Bij de meeste sudoku’s ben ik er in deze drie stappen. De allermoeilijkste sudoku’s vragen echter om een vierde, aanvullende strategie: de hypothese. Dat zijn de sudoku’s die ook na herhaalde toepassing van alle stappen nog meerdere kandidaten toelaten voor meerdere hokjes. De voorliggende situatie leg ik in dat geval vast, zodat ik ernaar kan terugkeren als de hypothese tot een tegenspraak leidt.
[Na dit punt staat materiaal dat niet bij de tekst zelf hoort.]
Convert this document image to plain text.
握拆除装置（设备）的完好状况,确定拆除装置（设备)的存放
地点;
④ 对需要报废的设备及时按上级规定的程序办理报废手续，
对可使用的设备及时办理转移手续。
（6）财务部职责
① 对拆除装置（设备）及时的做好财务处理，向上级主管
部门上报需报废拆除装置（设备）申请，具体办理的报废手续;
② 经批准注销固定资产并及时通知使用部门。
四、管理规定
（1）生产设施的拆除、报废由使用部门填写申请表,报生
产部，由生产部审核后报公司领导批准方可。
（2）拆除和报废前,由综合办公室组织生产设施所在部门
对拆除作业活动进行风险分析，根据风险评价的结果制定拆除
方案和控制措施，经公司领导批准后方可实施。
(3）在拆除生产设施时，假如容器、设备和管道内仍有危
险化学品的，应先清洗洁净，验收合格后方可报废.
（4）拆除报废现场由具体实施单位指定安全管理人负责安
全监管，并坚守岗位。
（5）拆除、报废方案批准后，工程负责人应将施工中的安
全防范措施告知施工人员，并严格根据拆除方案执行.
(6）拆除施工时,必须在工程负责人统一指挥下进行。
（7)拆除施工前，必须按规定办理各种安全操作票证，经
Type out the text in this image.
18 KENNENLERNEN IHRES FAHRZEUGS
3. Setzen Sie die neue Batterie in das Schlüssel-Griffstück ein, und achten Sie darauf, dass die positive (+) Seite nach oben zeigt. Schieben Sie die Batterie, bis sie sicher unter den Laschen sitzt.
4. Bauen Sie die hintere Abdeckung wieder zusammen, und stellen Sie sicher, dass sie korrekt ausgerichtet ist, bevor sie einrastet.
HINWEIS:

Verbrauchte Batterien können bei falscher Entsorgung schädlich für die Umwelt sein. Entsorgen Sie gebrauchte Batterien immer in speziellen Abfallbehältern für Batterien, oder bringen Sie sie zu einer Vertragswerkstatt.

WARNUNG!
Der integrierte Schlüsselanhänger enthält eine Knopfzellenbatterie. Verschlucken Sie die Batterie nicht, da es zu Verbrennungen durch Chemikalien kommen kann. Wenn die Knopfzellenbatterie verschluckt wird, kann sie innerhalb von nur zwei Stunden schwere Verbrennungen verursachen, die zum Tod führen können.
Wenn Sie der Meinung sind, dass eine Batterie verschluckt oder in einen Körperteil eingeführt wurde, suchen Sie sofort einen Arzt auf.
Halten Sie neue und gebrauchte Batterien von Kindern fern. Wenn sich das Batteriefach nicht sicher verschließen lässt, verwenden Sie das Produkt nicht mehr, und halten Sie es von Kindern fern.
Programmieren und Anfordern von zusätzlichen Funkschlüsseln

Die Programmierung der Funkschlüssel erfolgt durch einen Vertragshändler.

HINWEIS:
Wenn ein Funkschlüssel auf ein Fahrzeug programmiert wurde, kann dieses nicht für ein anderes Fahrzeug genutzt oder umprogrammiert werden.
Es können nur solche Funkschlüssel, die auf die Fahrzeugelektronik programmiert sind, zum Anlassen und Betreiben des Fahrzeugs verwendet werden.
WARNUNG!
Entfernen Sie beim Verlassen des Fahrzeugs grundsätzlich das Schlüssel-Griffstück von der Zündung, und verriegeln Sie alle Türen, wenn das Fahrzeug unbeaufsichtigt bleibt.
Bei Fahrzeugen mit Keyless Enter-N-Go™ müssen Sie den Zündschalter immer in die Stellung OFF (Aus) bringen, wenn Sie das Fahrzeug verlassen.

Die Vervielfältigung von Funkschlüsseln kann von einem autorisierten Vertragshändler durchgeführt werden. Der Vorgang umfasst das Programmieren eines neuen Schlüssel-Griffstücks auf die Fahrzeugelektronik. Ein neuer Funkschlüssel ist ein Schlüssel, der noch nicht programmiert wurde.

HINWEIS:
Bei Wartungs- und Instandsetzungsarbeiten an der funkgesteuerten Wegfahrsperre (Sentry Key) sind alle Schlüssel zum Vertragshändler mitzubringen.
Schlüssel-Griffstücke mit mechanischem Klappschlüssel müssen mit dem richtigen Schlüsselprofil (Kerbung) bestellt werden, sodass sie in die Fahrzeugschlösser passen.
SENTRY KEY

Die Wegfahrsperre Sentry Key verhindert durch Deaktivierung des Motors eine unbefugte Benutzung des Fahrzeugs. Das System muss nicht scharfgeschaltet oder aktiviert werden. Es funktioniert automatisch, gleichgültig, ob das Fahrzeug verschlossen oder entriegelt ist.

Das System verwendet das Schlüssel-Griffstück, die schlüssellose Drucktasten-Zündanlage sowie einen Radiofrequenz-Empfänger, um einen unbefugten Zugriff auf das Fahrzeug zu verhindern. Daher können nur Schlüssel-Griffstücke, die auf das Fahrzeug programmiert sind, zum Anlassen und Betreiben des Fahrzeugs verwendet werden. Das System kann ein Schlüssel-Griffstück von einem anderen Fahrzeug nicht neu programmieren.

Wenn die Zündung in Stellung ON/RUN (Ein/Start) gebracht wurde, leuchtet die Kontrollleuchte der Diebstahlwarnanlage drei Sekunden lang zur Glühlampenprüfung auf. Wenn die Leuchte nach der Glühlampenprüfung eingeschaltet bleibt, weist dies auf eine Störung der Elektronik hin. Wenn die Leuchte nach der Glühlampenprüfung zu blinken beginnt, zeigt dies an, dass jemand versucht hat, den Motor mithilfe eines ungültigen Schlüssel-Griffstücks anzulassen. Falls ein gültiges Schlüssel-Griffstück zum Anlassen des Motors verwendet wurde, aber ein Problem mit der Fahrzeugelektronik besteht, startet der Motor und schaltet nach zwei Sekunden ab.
Vervolgens zoek ik naar een kansrijke kandidaat voor een hokje – meestal is dat er een van een gelijk paar – en werk ik het vervolg daarvan uit volgens de drie beproefde stappen: de gerichte schijnwerper, de globale schijnwerper en de boekhouding met patroonherkenning. Soms heb ik geluk en leidt dit niet tot twee conflicterende kandidaten in een rij, in een kolom of in een negental voordat de sudoku gereed is. Als ik die conflicterende kandidaten echter wel tegenkom, keer ik terug naar de vastgelegde situatie en probeer ik de volgende kandidaat. De hypothese kan daarna in zeldzame gevallen op vergelijkbare wijze vastlopen en vragen om herhaling, tot de sudoku opgelost is. Eigenlijk is het heel gemakkelijk als je goed oplet waar je in welke stap zit - al wil ik niet zeggen dat de stappen precies in de beschreven volgorde doorlopen moeten worden, zeker niet in een later stadium wanneer u al veel cijfers heeft kunnen invullen - maar het is wel heel ontspannend en een goede oefening voor het scherpen van de geest.